The book is a comic look at influencers, especially tradwives and their idealized views of homemaking. Rod Lewis, PR worker at a health food conglomerate and his wife, Tisha, an influencer sponsored by the same company, discover Barn Swallows’ Dance, an ecocollective nestled among Illinois farmland. They think it would be an excellent space to film some guest spots. The residents think this would be good PR for the collective’s farm operations, as long as the cameras don’t capture the preternatural residents, the esoteric gifts among humans, or the flying cats.
Rod and Tisha bring in their film crews, the size of which alarm the residents. Tisha and Rod, on the other hand, are alarmed by how messy the farm chores really are. A flying cat is captured on film, dismissed as an optical illusion. The Lewises fall in love with the collective and try to move in there.

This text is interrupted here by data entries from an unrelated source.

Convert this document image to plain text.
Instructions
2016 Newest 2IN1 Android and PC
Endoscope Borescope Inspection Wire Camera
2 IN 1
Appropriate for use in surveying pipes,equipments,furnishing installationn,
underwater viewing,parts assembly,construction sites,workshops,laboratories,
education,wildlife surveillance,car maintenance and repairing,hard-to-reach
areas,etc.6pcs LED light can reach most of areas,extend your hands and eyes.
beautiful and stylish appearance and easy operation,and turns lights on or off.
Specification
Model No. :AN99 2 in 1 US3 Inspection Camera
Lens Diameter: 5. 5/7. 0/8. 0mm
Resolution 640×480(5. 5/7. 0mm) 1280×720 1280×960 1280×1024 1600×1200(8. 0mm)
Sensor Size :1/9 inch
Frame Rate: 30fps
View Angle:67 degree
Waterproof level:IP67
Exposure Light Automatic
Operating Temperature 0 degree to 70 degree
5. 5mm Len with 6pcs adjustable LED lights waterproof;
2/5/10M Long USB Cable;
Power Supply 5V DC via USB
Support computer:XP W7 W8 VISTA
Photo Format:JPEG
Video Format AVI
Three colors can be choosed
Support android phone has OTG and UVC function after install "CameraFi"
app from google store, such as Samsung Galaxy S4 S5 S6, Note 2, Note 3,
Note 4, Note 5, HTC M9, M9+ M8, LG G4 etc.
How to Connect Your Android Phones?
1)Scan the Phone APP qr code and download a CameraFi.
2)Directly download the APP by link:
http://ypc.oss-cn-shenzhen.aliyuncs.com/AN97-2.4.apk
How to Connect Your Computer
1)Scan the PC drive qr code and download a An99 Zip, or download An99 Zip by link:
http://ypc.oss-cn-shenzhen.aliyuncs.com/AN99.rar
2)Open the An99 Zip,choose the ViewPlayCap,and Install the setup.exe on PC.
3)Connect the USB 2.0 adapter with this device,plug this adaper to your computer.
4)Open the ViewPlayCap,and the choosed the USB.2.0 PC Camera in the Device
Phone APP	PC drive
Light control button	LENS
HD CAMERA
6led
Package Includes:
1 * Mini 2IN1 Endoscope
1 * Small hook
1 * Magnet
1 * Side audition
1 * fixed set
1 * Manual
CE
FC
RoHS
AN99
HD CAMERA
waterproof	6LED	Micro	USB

Meanwhile, the conglomerate sees the footage Rod and Tisha have filmed, and they charge Rod to approach them with a business proposition: to buy Barn Swallows’ Dance and make them a subsidiary of the conglomerate. This doesn’t go so well with the collective, being seen as a sellout. However, it is not completely without proponents, because the collective is at a financial difficulty that may put them in the red soon.
Barn Swallows’ Dance opts out of the buy-out, which makes the conglomerate turn to threats of regulatory harassment and lawsuits. Meanwhile, Rod and Trish are facing some blowback from the collective, which is trying to drive them out. The collective’s strategy: show them all the things they’ve been hiding from the duo. Make them think they’re crazy.
Tisha and Rod confront the collective to find out the truth about the strange things they have been seeing. They see why Barn Swallows’ Dance does not want to become a corporate extension and ask for membership there, and calling off the conglomerate.
I feel like there are holes in here and that this is a shaky plot. I’m hoping that writing this helps me to see the holes and to fill them.